Question of Palestine home
9 January 1996
COMMISSION ON HUMAN RIGHTS
Item 8 (a) of the provisional agenda
QUESTION OF THE HUMAN RIGHTS OF ALL PERSONS SUBJECTED TO ANY FORM
OF DETENTION OR IMPRISONMENT, IN PARTICULAR: TORTURE AND OTHER
CRUEL, INHUMAN OR DEGRADING TREATMENT OR PUNISHMENT
Report of the Special Rapporteur, Mr. Nigel S. Rodley, submitted pursuant
to Commission on Human Rights resolution 1995/37
1. The mandate of the Special Rapporteur on torture, assigned since April 1993 to Mr. Nigel S. Rodley (United Kingdom), was renewed for three more years by the Commission in its resolution 1995/37 B. In conformity with this resolution the Special Rapporteur hereby presents his third report to the Commission. Chapter I deals with a number of aspects pertaining to the mandate and methods of work. Chapter II consists mainly of a review of the information transmitted by the Special Rapporteur to Governments, as well as the replies received, from 20 December 1994 to 15 December 1995. Chapter III contains conclusions and recommendations.
II. INFORMATION REVIEWED BY THE SPECIAL RAPPORTEUR
WITH RESPECT TO VARIOUS COUNTRIES
88. The Special Rapporteur advised the Government that he had continued to receive information according to which Palestinians undergoing interrogation by the General Security Service (GSS or Shin Bet) are often subjected to torture or ill-treatment. The methods of torture reported include: beatings all over the body, sometimes with cables; hooding, sometimes with dirty and wet sacks which interfere with respiration; prolonged standing or sitting in painful and contorted positions (shabeh); sleep deprivation; confinement in closet shaped rooms (kahzana); food deprivation; threats of disablement; and continuous subjection to loud music.
89. Israeli Criminal Procedure Law permits persons charged with State security offences to be held incommunicado for up to 30 days, the first 15 of which may be kept secret. Such periods of incommunicado detention create conditions which facilitate the practice of torture. Military orders applying to the occupied territories were said to permit detention without judicial review for up to 11 days and denial of access to a lawyer for a total of 90 days on security grounds.
90. The Landau Commission guidelines sanctioning "the exertion of a moderate measure of physical pressure" were allegedly applied in a way so as to allow for torture and ill-treatment. Because the guidelines are secret, it was impossible to assess the extent to which the above-mentioned practices were consistent with or a departure from them. The ministerial committee which meets monthly to review the guidelines was said to have allowed for the increased use of physical pressure in the aftermath of the October 1994 suicide bombing in Tel Aviv.
91. The Special Rapporteur also transmitted to the Government seven individual cases and an urgent appeal on behalf of one person, to which the Government provided a reply. In addition, he transmitted an urgent appeal in conjunction with the Special Rapporteur on extrajudicial, summary or arbitrary executions and the Chairman of the Working Group on Arbitrary Detention, concerning the situation of prisoners held at the Al-Khyam prison, in the Marjouyun region of south Lebanon.

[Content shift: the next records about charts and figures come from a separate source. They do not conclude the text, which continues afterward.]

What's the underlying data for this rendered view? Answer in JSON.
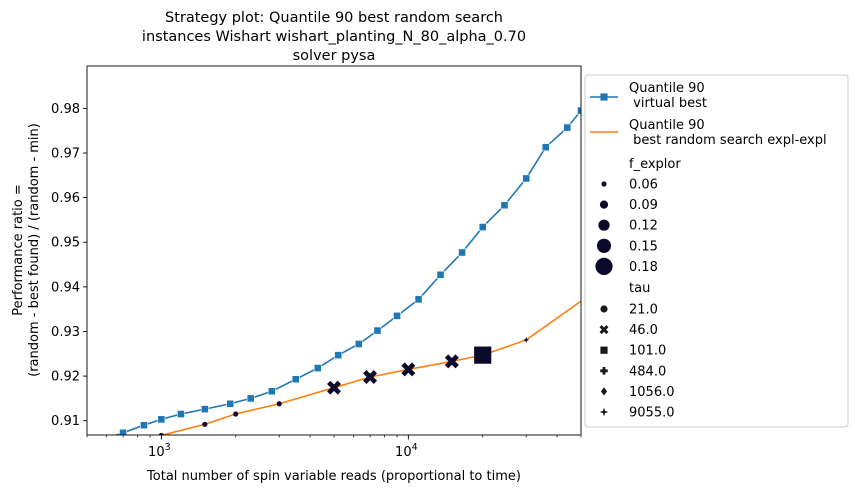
{
  "chart_data": {
    "type": "line",
    "title_lines": [
      "Strategy plot: Quantile 90 best random search",
      "instances Wishart wishart_planting_N_80_alpha_0.70",
      "solver pysa"
    ],
    "xlabel": "Total number of spin variable reads (proportional to time)",
    "ylabel_lines": [
      "Performance ratio =",
      "(random - best found) / (random - min)"
    ],
    "x_scale": "log",
    "xlim": [
      500,
      50000
    ],
    "ylim": [
      0.9068,
      0.9895
    ],
    "grid": false,
    "x_ticks": [
      {
        "value": 1000,
        "base": "10",
        "exp": "3"
      },
      {
        "value": 10000,
        "base": "10",
        "exp": "4"
      }
    ],
    "y_ticks": [
      {
        "value": 0.91,
        "label": "0.91"
      },
      {
        "value": 0.92,
        "label": "0.92"
      },
      {
        "value": 0.93,
        "label": "0.93"
      },
      {
        "value": 0.94,
        "label": "0.94"
      },
      {
        "value": 0.95,
        "label": "0.95"
      },
      {
        "value": 0.96,
        "label": "0.96"
      },
      {
        "value": 0.97,
        "label": "0.97"
      },
      {
        "value": 0.98,
        "label": "0.98"
      }
    ],
    "series": [
      {
        "name": "Quantile 90\n virtual best",
        "color": "#1f77b4",
        "marker": "square",
        "points": [
          {
            "x": 500,
            "y": 0.9045
          },
          {
            "x": 700,
            "y": 0.9073
          },
          {
            "x": 850,
            "y": 0.909
          },
          {
            "x": 1000,
            "y": 0.9103
          },
          {
            "x": 1200,
            "y": 0.9115
          },
          {
            "x": 1500,
            "y": 0.9126
          },
          {
            "x": 1900,
            "y": 0.9138
          },
          {
            "x": 2300,
            "y": 0.915
          },
          {
            "x": 2800,
            "y": 0.9166
          },
          {
            "x": 3500,
            "y": 0.9193
          },
          {
            "x": 4300,
            "y": 0.9218
          },
          {
            "x": 5200,
            "y": 0.9247
          },
          {
            "x": 6300,
            "y": 0.9272
          },
          {
            "x": 7500,
            "y": 0.9302
          },
          {
            "x": 9000,
            "y": 0.9335
          },
          {
            "x": 11000,
            "y": 0.9372
          },
          {
            "x": 13500,
            "y": 0.9427
          },
          {
            "x": 16500,
            "y": 0.9477
          },
          {
            "x": 20000,
            "y": 0.9534
          },
          {
            "x": 24500,
            "y": 0.9583
          },
          {
            "x": 30000,
            "y": 0.9643
          },
          {
            "x": 36000,
            "y": 0.9713
          },
          {
            "x": 44000,
            "y": 0.9757
          },
          {
            "x": 50000,
            "y": 0.9795
          }
        ]
      },
      {
        "name": "Quantile 90\n best random search expl-expl",
        "color": "#ff7f0e",
        "points": [
          {
            "x": 1000,
            "y": 0.9067
          },
          {
            "x": 1500,
            "y": 0.9092
          },
          {
            "x": 2000,
            "y": 0.9115
          },
          {
            "x": 3000,
            "y": 0.9138
          },
          {
            "x": 5000,
            "y": 0.9174
          },
          {
            "x": 7000,
            "y": 0.9198
          },
          {
            "x": 10000,
            "y": 0.9215
          },
          {
            "x": 15000,
            "y": 0.9233
          },
          {
            "x": 20000,
            "y": 0.9247
          },
          {
            "x": 30000,
            "y": 0.9281
          },
          {
            "x": 50000,
            "y": 0.9368
          }
        ]
      }
    ],
    "markers": [
      {
        "x": 1000,
        "y": 0.9067,
        "f_explor": 0.06,
        "tau": "21.0"
      },
      {
        "x": 1500,
        "y": 0.9092,
        "f_explor": 0.06,
        "tau": "21.0"
      },
      {
        "x": 2000,
        "y": 0.9115,
        "f_explor": 0.06,
        "tau": "21.0"
      },
      {
        "x": 3000,
        "y": 0.9138,
        "f_explor": 0.06,
        "tau": "21.0"
      },
      {
        "x": 5000,
        "y": 0.9174,
        "f_explor": 0.12,
        "tau": "46.0"
      },
      {
        "x": 7000,
        "y": 0.9198,
        "f_explor": 0.12,
        "tau": "46.0"
      },
      {
        "x": 10000,
        "y": 0.9215,
        "f_explor": 0.12,
        "tau": "46.0"
      },
      {
        "x": 15000,
        "y": 0.9233,
        "f_explor": 0.12,
        "tau": "46.0"
      },
      {
        "x": 20000,
        "y": 0.9247,
        "f_explor": 0.18,
        "tau": "101.0"
      },
      {
        "x": 30000,
        "y": 0.9281,
        "f_explor": 0.06,
        "tau": "9055.0"
      }
    ],
    "marker_color": "#0c0a2b",
    "legend": {
      "placement": "outside-right",
      "f_explor_title": "f_explor",
      "f_explor_items": [
        {
          "label": "0.06",
          "value": 0.06
        },
        {
          "label": "0.09",
          "value": 0.09
        },
        {
          "label": "0.12",
          "value": 0.12
        },
        {
          "label": "0.15",
          "value": 0.15
        },
        {
          "label": "0.18",
          "value": 0.18
        }
      ],
      "tau_title": "tau",
      "tau_items": [
        {
          "label": "21.0",
          "shape": "circle"
        },
        {
          "label": "46.0",
          "shape": "x"
        },
        {
          "label": "101.0",
          "shape": "square"
        },
        {
          "label": "484.0",
          "shape": "plus"
        },
        {
          "label": "1056.0",
          "shape": "diamond"
        },
        {
          "label": "9055.0",
          "shape": "star"
        }
      ]
    }
  }
}
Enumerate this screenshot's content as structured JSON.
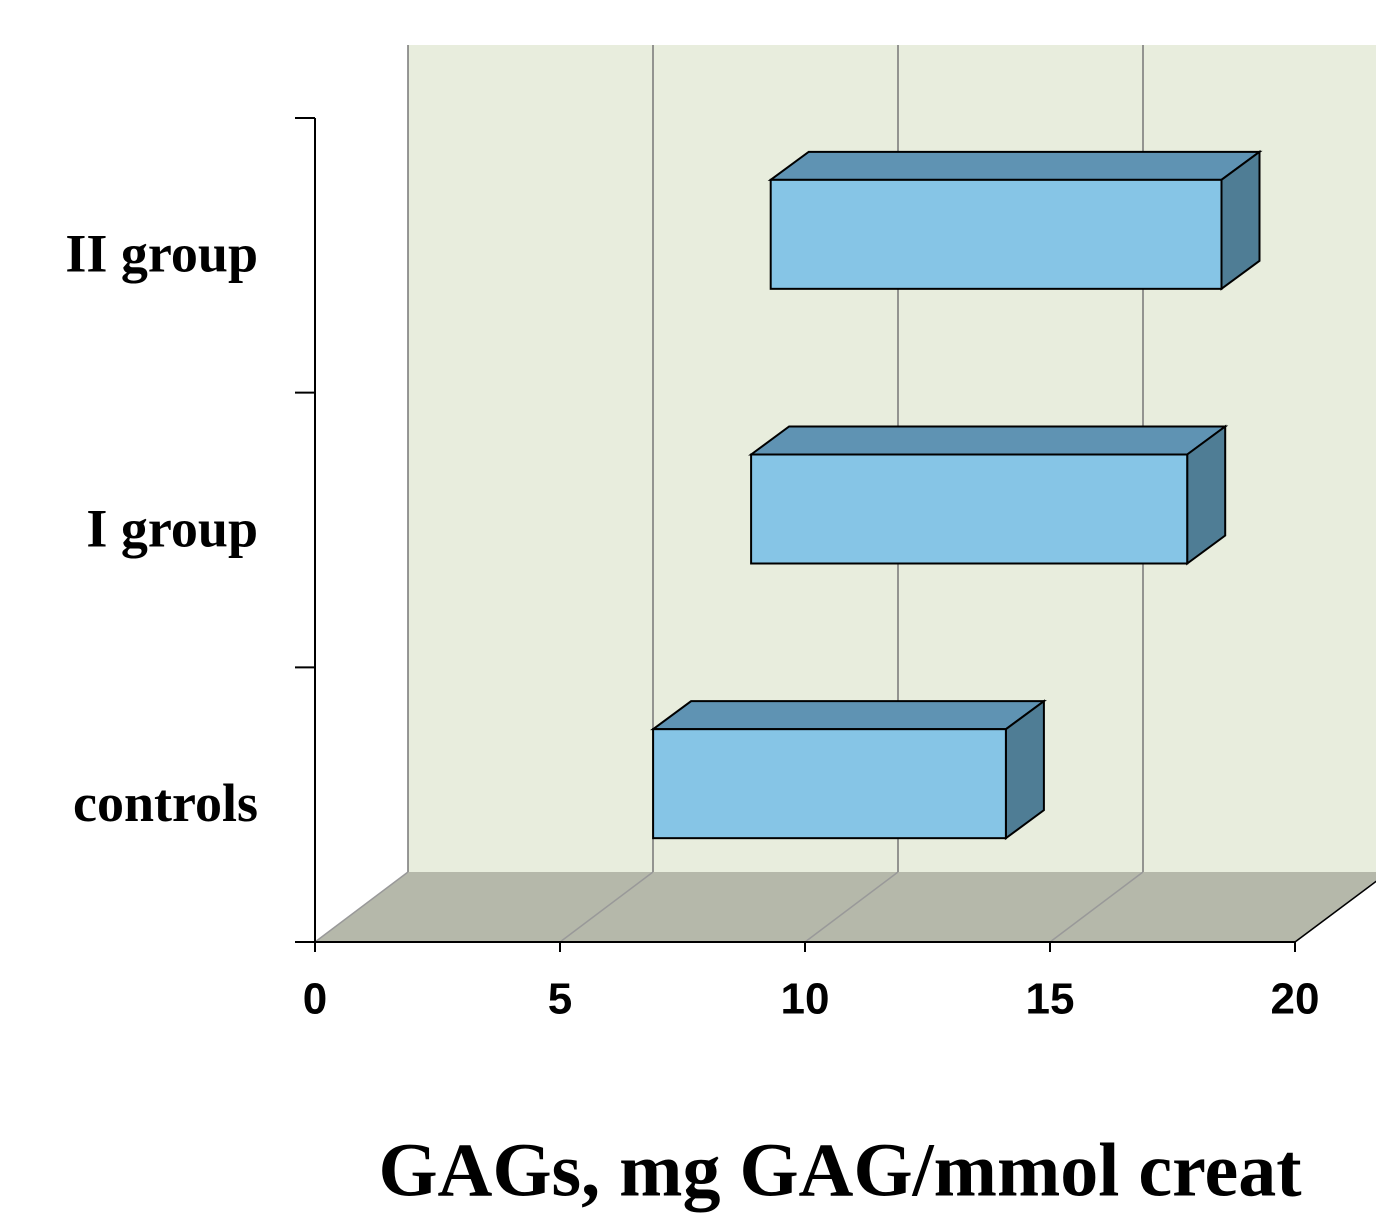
{
  "chart_data": {
    "type": "floating-bar",
    "x_label": "GAGs, mg GAG/mmol creat",
    "categories": [
      "controls",
      "I group",
      "II group"
    ],
    "values": [
      [
        6.9,
        14.1
      ],
      [
        8.9,
        17.8
      ],
      [
        9.3,
        18.5
      ]
    ],
    "color": "#86c5e6",
    "xlim": [
      0,
      20
    ],
    "xticks": [
      0,
      5,
      10,
      15,
      20
    ],
    "grid": true
  }
}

92. Finally, the Special Rapporteur made an appeal regarding the content of proposed legislation which reportedly was due to come before the Israeli Parliament (Knesset), the purpose of which was to incorporate the Convention against Torture in the domestic law of Israel. The Special Rapporteur expressed concern that an unofficial translation of the text of the proposed legislation, which defined torture as "severe pain or suffering, whether physical or mental, except for pain or suffering inherent in interrogation procedures or punishment according to law", could have the effect of legalizing practices that were irreconcilable with the purposes of the Convention (to prohibit, prevent and punish both the crime of torture and other cruel, inhuman or degrading treatment or punishment). The Government replied that the above-cited text was only a proposal for a draft and that it would have to go through various stages of the legislative process before it could be tabled in the Knesset in the form of a bill. Internal governmental discussions on the proposal would address the points raised by the Special Rapporteur.